Biochemistry | Developmental Neuroscience | Molecular and Cellular Neuroscience

Keywords

Oligodendrocytes, Myelin, Nuclear lamins, Laimin associated domains

Abstract

Differentiation of oligodendrocytes from progenitor cells is a highly regulated process characterized by a series of molecular changes, resulting in nuclear and morphological features unique to the mature oligodendrocyte state. Heterochromatin formation starting at the nuclear periphery, as well as increased nuclear rigidity are characteristically observed. The nuclear periphery is characterized by the presence of the nuclear lamina and it has been implicated in higher-order genome organization in cells. Lamins are the protein components of the nuclear lamina, and their expression is dependent upon the cell differentiation stage of the cells. While Lamin B1 (LMNB1) expression is high in progenitors and then progressively declines, Lamin A (LMNA) has an opposite behavior, with levels increasing as progenitors differentiate into oligodendrocytes. This dissertation focuses on the role of the nuclear lamins A and B1 at different stages of oligodendrocyte progenitor differentiation.In my Dissertation, I first address the importance of downregulation of LMNB1 levels during oligodendrocyte progenitor differentiation in vitro. Using overexpression of LMNB1 tethered to a bacterial enzyme responsible for adenosine methylation, I was able to define the genomic regions associated to LMNB1 at each stage of differentiation. Importantly, I identified a gene encoding for a key enzyme in the cholesterol synthesis, to remain associated to the nuclear lamina in differentiated OL overexpressing LMNB1. This suggested that decreased levels of LMNB1 during differentiation, allow the release from the periphery of genes important for myelin synthesis, which can be actively transcribed. It also provided a molecular mechanism for the lipid dysregulation associated with autosomal dominant adrenoleukodystrophies characterized by LMNB1 overexpression.

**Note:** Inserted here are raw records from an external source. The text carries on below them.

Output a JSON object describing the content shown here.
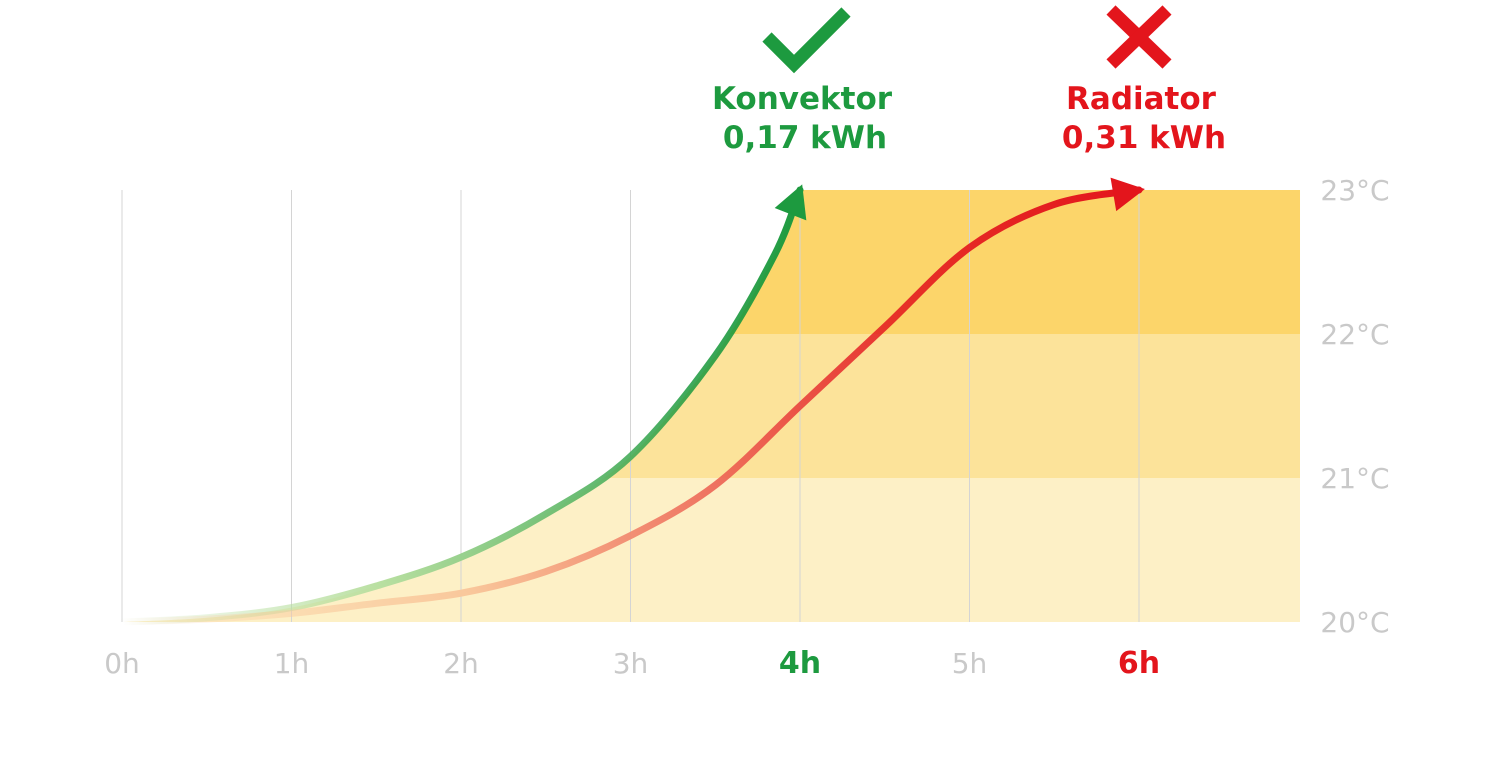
{
  "chart_data": {
    "type": "line",
    "title": "",
    "xlabel": "",
    "ylabel": "",
    "x_ticks": [
      {
        "label": "0h",
        "value": 0,
        "highlight": ""
      },
      {
        "label": "1h",
        "value": 1,
        "highlight": ""
      },
      {
        "label": "2h",
        "value": 2,
        "highlight": ""
      },
      {
        "label": "3h",
        "value": 3,
        "highlight": ""
      },
      {
        "label": "4h",
        "value": 4,
        "highlight": "green"
      },
      {
        "label": "5h",
        "value": 5,
        "highlight": ""
      },
      {
        "label": "6h",
        "value": 6,
        "highlight": "red"
      }
    ],
    "y_ticks": [
      {
        "label": "23°C",
        "value": 23
      },
      {
        "label": "22°C",
        "value": 22
      },
      {
        "label": "21°C",
        "value": 21
      },
      {
        "label": "20°C",
        "value": 20
      }
    ],
    "xlim": [
      0,
      6.95
    ],
    "ylim": [
      20,
      23
    ],
    "grid": "vertical",
    "bands": [
      {
        "from": 20,
        "to": 21,
        "color": "#fdf0c6"
      },
      {
        "from": 21,
        "to": 22,
        "color": "#fce39a"
      },
      {
        "from": 22,
        "to": 23,
        "color": "#fcd56a"
      }
    ],
    "series": [
      {
        "name": "Konvektor",
        "energy": "0,17 kWh",
        "verdict_icon": "check-icon",
        "color": "#1d9a3f",
        "light_color": "#b8dfa0",
        "x": [
          0,
          0.5,
          1,
          1.5,
          2,
          2.5,
          3,
          3.5,
          3.85,
          4.0
        ],
        "y": [
          20,
          20.03,
          20.1,
          20.25,
          20.45,
          20.75,
          21.15,
          21.85,
          22.55,
          23
        ]
      },
      {
        "name": "Radiator",
        "energy": "0,31 kWh",
        "verdict_icon": "cross-icon",
        "color": "#e3151c",
        "light_color": "#f9c79b",
        "x": [
          0,
          0.5,
          1,
          1.5,
          2,
          2.5,
          3,
          3.5,
          4,
          4.5,
          5,
          5.5,
          6
        ],
        "y": [
          20,
          20.02,
          20.06,
          20.13,
          20.2,
          20.35,
          20.6,
          20.95,
          21.5,
          22.05,
          22.6,
          22.9,
          23
        ]
      }
    ]
  }
}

In the second part of my Dissertation, I contributed to the characterization of the role of LMNA in oligodendrocytes, using lineage specific conditional knockout mouse models, transcriptional and genome accessibility profiling, and studies in cultured primary cells. The study defines LMNA as required for the nuclear sequestration of genomic regions that are normally silenced and located in chromatin regions that are not accessible to transcription factors or enzymes in OL. I propose that LMNA is therefore critical to maintain the stability of the OL transcriptome and prevent inappropriate transcriptional responses to extracellular stimuli which could challenge the mature phenotype.Taken together, these results identify LMNB1 and LMNA as critical components in maintaining the unique transcriptional profile of oligodendrocyte lineage cells at distinct stages of differentiation.